В хрущёвские времена, когда опять началась борьба с религиозными предрассудками, доклад агента недооценили, а возможно, посчитали вредным, и псевдоним его навсегда исчез из донесений. О Вещере снова забыли на двадцать лет, пока не появился учитель-краевед, который вышел на пенсию и от скуки стал писать письма в газету «Правда», рассказывая о всякой небывальщине, творящейся совсем неподалёку от его деревни. А поскольку в одной из своих статей он поведал, что был очевидцем, как однажды на его глазах шаровая молния спалила шесть километров высоковольтной линии, лишив таким образом электроэнергии несколько колхозов и маслозавод, то все его вымыслы переслали в КГБ. И тут обнаружилось, что такая авария в самом деле имела место, краеведа вызвали в местное Управление и подробно допросили. Наблюдательный учитель показал на карте даже место, откуда вылетают огненные шары, и в доказательство представил несколько фотографий, в том числе запечатлевших, как молния катится по проводам, пожирая их вместе с изоляторами и стальными верхушками опор. И ещё вызвался показать точку, откуда шары эти хорошо видно.
Однако ни дневное, ни ночное бдение ни к чему не привело, оперативники прошли по дворам, опросили жителей по поводу шаровых молний, но никто из местных толком ничего не сказал, а учителя называли выдумщиком и баламутом. Да и не могли сказать по той причине, что пожилые очевидцы в большинстве своём наверняка предпочитали помалкивать, опасаясь стихийных бедствий, а молодняк к тому времени знал о чудесах понаслышке и не верил уже ни в комсомол, ни во все сверхъестественное.
Разочарованный и обиженный краевед поехал в Москву искать правду и вышел на студентов МГУ, которым рассказал про чудеса Вещерских лесов. На следующий год приехали люди, называвшие себя уфологами. Они привезли с собой прибор, который ночь заряжали от электричества и каждый день таскали в лес на носилках, пока он не испортился, затем ходили по болотам и оврагам с загнутыми проволоками и даже что-то копали в ямах на ручье, где в старину заводили барду и гнали самогон.
Ближе к осени и эти уехали, но одного, лет тридцати, парня с длинной бородой оставили на зиму. Он поселился сначала у краеведа, затем перебрался поближе к урочищу, к одинокой старухе и ежедневно, несмотря на погоду, стал ходить в лес. За бороду местные дали ему прозвище Леший (под такой кличкой он и проходил в агентурных донесениях) и исподтишка посмеивались над чудачествами с проволокой. А он был тихий, замкнутый, вежливый и весьма полезный: старушкам дрова колол, воду носил, канавы вдоль улицы копал, чтоб воду отвести-в общем, тимуровец.

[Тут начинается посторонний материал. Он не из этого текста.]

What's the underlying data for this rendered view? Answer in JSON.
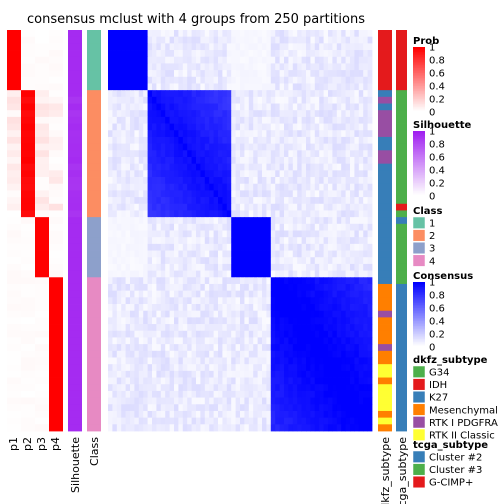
{
  "chart_data": {
    "type": "heatmap",
    "title": "consensus mclust with 4 groups from 250 partitions",
    "n_samples": 60,
    "left_tracks": [
      "p1",
      "p2",
      "p3",
      "p4",
      "Silhouette",
      "Class"
    ],
    "right_tracks": [
      "dkfz_subtype",
      "tcga_subtype"
    ],
    "groups": [
      {
        "class": 1,
        "count": 9,
        "color": "#66C2A5"
      },
      {
        "class": 2,
        "count": 19,
        "color": "#FC8D62"
      },
      {
        "class": 3,
        "count": 9,
        "color": "#8DA0CB"
      },
      {
        "class": 4,
        "count": 23,
        "color": "#E78AC3"
      }
    ],
    "within_group_consensus": {
      "1": 1.0,
      "2": 0.75,
      "3": 1.0,
      "4": 0.82
    },
    "dkfz_subtype_by_sample": [
      "IDH",
      "IDH",
      "IDH",
      "IDH",
      "IDH",
      "IDH",
      "IDH",
      "IDH",
      "IDH",
      "K27",
      "RTK I PDGFRA",
      "K27",
      "RTK I PDGFRA",
      "RTK I PDGFRA",
      "RTK I PDGFRA",
      "RTK I PDGFRA",
      "K27",
      "K27",
      "RTK I PDGFRA",
      "RTK I PDGFRA",
      "K27",
      "K27",
      "K27",
      "K27",
      "K27",
      "K27",
      "K27",
      "K27",
      "K27",
      "K27",
      "K27",
      "K27",
      "K27",
      "K27",
      "K27",
      "K27",
      "K27",
      "K27",
      "Mesenchymal",
      "Mesenchymal",
      "Mesenchymal",
      "Mesenchymal",
      "RTK I PDGFRA",
      "Mesenchymal",
      "Mesenchymal",
      "Mesenchymal",
      "Mesenchymal",
      "RTK I PDGFRA",
      "Mesenchymal",
      "Mesenchymal",
      "RTK II Classic",
      "RTK II Classic",
      "Mesenchymal",
      "RTK II Classic",
      "RTK II Classic",
      "RTK II Classic",
      "RTK II Classic",
      "Mesenchymal",
      "RTK II Classic",
      "Mesenchymal"
    ],
    "tcga_subtype_by_sample": [
      "G-CIMP+",
      "G-CIMP+",
      "G-CIMP+",
      "G-CIMP+",
      "G-CIMP+",
      "G-CIMP+",
      "G-CIMP+",
      "G-CIMP+",
      "G-CIMP+",
      "Cluster #3",
      "Cluster #3",
      "Cluster #3",
      "Cluster #3",
      "Cluster #3",
      "Cluster #3",
      "Cluster #3",
      "Cluster #3",
      "Cluster #3",
      "Cluster #3",
      "Cluster #3",
      "Cluster #3",
      "Cluster #3",
      "Cluster #3",
      "Cluster #3",
      "Cluster #3",
      "Cluster #3",
      "G-CIMP+",
      "Cluster #3",
      "Cluster #2",
      "Cluster #3",
      "Cluster #3",
      "Cluster #3",
      "Cluster #3",
      "Cluster #3",
      "Cluster #3",
      "Cluster #3",
      "Cluster #3",
      "Cluster #3",
      "Cluster #2",
      "Cluster #2",
      "Cluster #2",
      "Cluster #2",
      "Cluster #2",
      "Cluster #2",
      "Cluster #2",
      "Cluster #2",
      "Cluster #2",
      "Cluster #2",
      "Cluster #2",
      "Cluster #2",
      "Cluster #2",
      "Cluster #2",
      "Cluster #2",
      "Cluster #2",
      "Cluster #2",
      "Cluster #2",
      "Cluster #2",
      "Cluster #2",
      "Cluster #2",
      "Cluster #2"
    ],
    "legends": [
      {
        "title": "Prob",
        "type": "continuous",
        "low_color": "#FFFFFF",
        "high_color": "#FF0000",
        "ticks": [
          "1",
          "0.8",
          "0.6",
          "0.4",
          "0.2",
          "0"
        ]
      },
      {
        "title": "Silhouette",
        "type": "continuous",
        "low_color": "#FFFFFF",
        "high_color": "#A020F0",
        "ticks": [
          "1",
          "0.8",
          "0.6",
          "0.4",
          "0.2",
          "0"
        ]
      },
      {
        "title": "Class",
        "type": "discrete",
        "items": [
          {
            "label": "1",
            "color": "#66C2A5"
          },
          {
            "label": "2",
            "color": "#FC8D62"
          },
          {
            "label": "3",
            "color": "#8DA0CB"
          },
          {
            "label": "4",
            "color": "#E78AC3"
          }
        ]
      },
      {
        "title": "Consensus",
        "type": "continuous",
        "low_color": "#FFFFFF",
        "high_color": "#0000FF",
        "ticks": [
          "1",
          "0.8",
          "0.6",
          "0.4",
          "0.2",
          "0"
        ]
      },
      {
        "title": "dkfz_subtype",
        "type": "discrete",
        "items": [
          {
            "label": "G34",
            "color": "#4DAF4A"
          },
          {
            "label": "IDH",
            "color": "#E41A1C"
          },
          {
            "label": "K27",
            "color": "#377EB8"
          },
          {
            "label": "Mesenchymal",
            "color": "#FF7F00"
          },
          {
            "label": "RTK I PDGFRA",
            "color": "#984EA3"
          },
          {
            "label": "RTK II Classic",
            "color": "#FFFF33"
          }
        ]
      },
      {
        "title": "tcga_subtype",
        "type": "discrete",
        "items": [
          {
            "label": "Cluster #2",
            "color": "#377EB8"
          },
          {
            "label": "Cluster #3",
            "color": "#4DAF4A"
          },
          {
            "label": "G-CIMP+",
            "color": "#E41A1C"
          }
        ]
      }
    ]
  }
}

Хоть и тощий, чудаковатый, странный, как описывали его соглядатаи, будто и впрямь леший, да безобидный, как кролик.
И от этого травоядного существа вдруг забеременела шестидесятилетняя старуха!
Уткнувшись в неловкую по смыслу фразу агентурного отчёта, Савватеев замер, после чего отбросил папку и кинулся к зашторенному окну…
На улице сияло солнце — десятый час!
Ноги и руки враз погорячели, конечности даже заломило, как после обморожения.
Личный сотовый телефон остался в кабинете, а звонить по служебному Крышкину — навлекать на себя лишние подозрения…
Савватеев бросился к двери и чуть не столкнулся с охранником. Тот внёс аппарат космической связи, развернул его на столике.